Regulatory affairs SMEs routinely encounter challenges in implementing new regulations. In many countries, pharma companies engage with regulatory authorities when regulations are being framed to help shape them. The process of tracking these interactions and conversations—and the decisions they lead to—is very time consuming and highly manual. But an AI-enabled tool could easily help SMEs compare regulatory requirements across markets, receive regulatory notifications at the right time and evaluate the impact of any changes on regulatory submissions.


If pharma companies are willing to put thought and effort into seeking out technology solutions for these processes, we believe that digitizing these steps could accelerate drug development timelines by 10 months. They can also ensure that companies make the most optimal regulatory strategy decisions and use the most appropriate regulatory pathway. But technology by itself can’t succeed without the processes and people trained to work alongside it. Training, change management and adoption of more efficient processes are all needed to make such technology usable. The future of regulatory intelligence and decision-making is very much a human-plus-machine model.

Must-have capabilities for technology-assisted regulatory intelligence platforms

We believe that for a technology solution to be considered a success, it should both significantly shorten the drug development timeline and enable the following functions. They should:

  1. Be able to anticipate and pre-empt HA queries. HA queries can relate to study design, selection of endpoints or inconsistent information about data or efficacy. AI-enabled systems can scan HA documents to extract historically asked questions and responses, determine which responses are good and help predict future queries.
  2. Make better regulatory strategy decisions to increase probability of technical and regulatory registration success. Additionally, they should effectively collect the information senior management needs when deciding which countries to launch a drug in and when. Technology should also indicate where a drug may be eligible for an accelerated regulatory pathway.

When it comes to more technical components for regulatory solutions, they should include the following capabilities:

  1. Information categorization. Whether it’s historical regulations or the most recently applicable regulation for information search purposes, strong categorization capabilities are vital. Because so much regulatory intelligence data is unstructured, this capability requires strong natural language processing algorithms.
  2. Semantic search. It’s also essential that the end-user be able to retrieve information easily when needed. For example, users may need to constantly refer to the most updated regulatory guidelines, which require search capabilities like a Google search. Existing capabilities in this domain today include structured search with filters and drop downs. But a more intuitive semantic search capability will make accessing the right regulation much easier and user friendly.
  3. Knowledge graphs and recommendation engines. Regulatory intelligence must go beyond just storing and retrieving information. It must also be able to alert users about the possibility of better regulatory decisions for a given submission when a submission is being planned. This requires that a system be able to understand the context and background of the submission and make the most appropriate regulatory recommendations. Such context-sensitive recommendations can only be achieved through knowledge graphs.
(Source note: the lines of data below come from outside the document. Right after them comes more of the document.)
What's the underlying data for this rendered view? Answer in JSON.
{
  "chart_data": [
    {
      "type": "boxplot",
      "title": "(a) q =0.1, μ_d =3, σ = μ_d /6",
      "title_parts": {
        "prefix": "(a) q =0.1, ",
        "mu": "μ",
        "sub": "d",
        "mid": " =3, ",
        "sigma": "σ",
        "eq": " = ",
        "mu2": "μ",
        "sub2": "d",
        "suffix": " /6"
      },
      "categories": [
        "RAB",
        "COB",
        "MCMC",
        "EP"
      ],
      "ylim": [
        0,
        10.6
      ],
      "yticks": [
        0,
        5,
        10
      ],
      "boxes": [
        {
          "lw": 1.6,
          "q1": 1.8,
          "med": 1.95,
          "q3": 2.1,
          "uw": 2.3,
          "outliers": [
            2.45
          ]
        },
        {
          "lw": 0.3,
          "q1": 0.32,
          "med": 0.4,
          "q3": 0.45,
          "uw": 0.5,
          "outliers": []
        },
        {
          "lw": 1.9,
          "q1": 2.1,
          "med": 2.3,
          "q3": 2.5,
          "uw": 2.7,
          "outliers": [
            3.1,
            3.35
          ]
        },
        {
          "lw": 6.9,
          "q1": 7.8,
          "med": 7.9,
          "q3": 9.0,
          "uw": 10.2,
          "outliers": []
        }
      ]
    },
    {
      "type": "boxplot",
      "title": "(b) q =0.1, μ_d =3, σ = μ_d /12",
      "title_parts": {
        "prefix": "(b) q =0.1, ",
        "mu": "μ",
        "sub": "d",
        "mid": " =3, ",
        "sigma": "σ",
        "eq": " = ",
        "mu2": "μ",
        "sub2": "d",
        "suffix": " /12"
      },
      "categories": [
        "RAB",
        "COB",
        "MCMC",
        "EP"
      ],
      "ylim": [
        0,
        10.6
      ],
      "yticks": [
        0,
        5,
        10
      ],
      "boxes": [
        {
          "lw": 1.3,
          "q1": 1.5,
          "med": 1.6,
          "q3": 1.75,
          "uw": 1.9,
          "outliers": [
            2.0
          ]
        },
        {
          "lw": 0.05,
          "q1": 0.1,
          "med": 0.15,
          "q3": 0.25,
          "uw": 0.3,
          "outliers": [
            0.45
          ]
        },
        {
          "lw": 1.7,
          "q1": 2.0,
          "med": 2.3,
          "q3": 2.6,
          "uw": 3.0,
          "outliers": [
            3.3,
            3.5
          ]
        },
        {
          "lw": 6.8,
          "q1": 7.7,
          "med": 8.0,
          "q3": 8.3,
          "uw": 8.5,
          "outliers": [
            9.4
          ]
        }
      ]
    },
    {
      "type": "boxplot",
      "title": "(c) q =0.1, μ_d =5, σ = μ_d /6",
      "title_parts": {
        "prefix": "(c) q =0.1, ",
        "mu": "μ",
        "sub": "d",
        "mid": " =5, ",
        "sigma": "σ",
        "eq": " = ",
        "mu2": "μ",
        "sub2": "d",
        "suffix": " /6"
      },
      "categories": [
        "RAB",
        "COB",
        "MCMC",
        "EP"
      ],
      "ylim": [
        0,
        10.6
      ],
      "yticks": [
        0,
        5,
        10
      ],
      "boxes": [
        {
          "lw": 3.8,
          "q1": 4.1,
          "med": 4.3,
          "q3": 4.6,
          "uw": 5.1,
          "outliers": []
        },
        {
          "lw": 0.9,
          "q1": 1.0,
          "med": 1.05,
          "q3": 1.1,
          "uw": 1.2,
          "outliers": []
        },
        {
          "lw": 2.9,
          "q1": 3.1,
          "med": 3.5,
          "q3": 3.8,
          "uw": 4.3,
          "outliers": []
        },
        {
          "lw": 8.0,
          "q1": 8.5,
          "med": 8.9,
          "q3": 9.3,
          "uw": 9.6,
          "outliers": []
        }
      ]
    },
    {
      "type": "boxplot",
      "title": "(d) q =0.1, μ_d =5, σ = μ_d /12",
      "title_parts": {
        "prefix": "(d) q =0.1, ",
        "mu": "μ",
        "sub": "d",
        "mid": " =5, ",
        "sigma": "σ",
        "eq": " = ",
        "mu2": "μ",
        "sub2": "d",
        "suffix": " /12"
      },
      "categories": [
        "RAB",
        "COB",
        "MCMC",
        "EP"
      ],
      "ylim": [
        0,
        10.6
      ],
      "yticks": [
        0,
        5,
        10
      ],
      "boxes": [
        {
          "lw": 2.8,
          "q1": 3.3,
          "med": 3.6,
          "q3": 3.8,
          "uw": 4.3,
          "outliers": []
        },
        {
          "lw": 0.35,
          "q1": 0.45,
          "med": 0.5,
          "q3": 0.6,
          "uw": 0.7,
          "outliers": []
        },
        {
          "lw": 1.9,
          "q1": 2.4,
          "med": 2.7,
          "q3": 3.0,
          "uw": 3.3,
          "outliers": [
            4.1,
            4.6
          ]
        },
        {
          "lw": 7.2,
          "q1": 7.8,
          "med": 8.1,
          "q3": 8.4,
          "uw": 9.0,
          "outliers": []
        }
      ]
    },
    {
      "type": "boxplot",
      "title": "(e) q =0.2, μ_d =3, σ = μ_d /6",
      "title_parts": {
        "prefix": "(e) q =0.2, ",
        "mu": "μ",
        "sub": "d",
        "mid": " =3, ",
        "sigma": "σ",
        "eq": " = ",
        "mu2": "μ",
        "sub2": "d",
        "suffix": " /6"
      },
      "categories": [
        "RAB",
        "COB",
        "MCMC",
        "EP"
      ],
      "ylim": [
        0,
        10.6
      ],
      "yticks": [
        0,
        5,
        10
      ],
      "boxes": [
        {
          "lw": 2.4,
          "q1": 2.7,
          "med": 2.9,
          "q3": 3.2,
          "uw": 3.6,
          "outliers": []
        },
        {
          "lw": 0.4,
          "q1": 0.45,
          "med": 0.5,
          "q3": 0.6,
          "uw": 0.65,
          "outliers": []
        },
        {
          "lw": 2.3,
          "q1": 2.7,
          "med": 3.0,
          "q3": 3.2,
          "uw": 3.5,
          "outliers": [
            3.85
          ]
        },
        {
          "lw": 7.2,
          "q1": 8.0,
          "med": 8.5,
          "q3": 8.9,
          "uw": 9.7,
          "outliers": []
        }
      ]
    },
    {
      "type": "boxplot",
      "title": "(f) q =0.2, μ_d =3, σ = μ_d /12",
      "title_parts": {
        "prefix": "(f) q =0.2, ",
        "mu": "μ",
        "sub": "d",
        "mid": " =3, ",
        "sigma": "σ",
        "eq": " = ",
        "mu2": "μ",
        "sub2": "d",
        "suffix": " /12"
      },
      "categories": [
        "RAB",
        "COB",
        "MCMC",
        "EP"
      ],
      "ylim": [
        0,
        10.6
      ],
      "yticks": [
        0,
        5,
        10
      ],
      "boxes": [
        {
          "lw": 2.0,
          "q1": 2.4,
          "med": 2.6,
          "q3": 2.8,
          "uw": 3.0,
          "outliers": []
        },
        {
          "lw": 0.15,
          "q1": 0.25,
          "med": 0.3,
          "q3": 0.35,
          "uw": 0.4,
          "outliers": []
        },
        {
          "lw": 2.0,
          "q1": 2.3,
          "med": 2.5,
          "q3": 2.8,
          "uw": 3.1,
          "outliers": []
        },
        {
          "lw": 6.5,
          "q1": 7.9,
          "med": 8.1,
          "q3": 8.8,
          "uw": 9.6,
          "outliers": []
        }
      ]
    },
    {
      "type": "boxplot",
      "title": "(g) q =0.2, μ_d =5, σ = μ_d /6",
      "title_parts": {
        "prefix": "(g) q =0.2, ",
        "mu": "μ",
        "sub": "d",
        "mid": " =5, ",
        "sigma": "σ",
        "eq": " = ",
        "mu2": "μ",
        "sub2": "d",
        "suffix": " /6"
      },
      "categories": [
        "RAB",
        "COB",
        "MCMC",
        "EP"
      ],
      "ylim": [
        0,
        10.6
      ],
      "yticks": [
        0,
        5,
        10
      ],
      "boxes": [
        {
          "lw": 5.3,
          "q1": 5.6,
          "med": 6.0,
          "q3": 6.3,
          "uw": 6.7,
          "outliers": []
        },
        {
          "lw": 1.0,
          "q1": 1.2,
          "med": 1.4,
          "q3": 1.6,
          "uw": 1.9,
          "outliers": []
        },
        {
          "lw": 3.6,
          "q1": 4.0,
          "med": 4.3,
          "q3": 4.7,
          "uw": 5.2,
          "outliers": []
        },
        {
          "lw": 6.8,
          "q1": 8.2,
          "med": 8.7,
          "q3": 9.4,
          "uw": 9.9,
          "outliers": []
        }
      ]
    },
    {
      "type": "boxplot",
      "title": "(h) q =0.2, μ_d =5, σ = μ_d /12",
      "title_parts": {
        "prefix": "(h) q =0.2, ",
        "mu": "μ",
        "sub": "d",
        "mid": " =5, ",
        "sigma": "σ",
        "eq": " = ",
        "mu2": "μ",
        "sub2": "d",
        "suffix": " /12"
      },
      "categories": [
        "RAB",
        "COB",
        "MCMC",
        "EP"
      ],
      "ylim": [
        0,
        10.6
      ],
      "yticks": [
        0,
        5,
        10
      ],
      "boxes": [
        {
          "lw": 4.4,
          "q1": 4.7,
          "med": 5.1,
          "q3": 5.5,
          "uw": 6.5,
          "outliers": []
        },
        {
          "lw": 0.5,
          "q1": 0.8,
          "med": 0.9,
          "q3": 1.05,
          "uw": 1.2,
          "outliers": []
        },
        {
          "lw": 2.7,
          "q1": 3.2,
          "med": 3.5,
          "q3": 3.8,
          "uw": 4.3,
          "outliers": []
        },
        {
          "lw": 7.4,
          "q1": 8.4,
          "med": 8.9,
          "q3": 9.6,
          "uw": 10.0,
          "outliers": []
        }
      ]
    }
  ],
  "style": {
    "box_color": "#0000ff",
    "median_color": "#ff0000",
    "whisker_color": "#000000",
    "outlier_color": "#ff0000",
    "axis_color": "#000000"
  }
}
While there currently are no end-to-end regulatory intelligence platforms on the market, there are tools and technologies available right now that can make a difference. In our experience, many SMEs working in this space aren’t aware of AI-assisted tools that could shorten some of their most time-consuming regulatory tasks. We encourage the professionals working in this space to consider the art of what’s possible and plan for a future where powerful data, combined with the most experienced minds, delivers novel treatments to patients with fewer delays.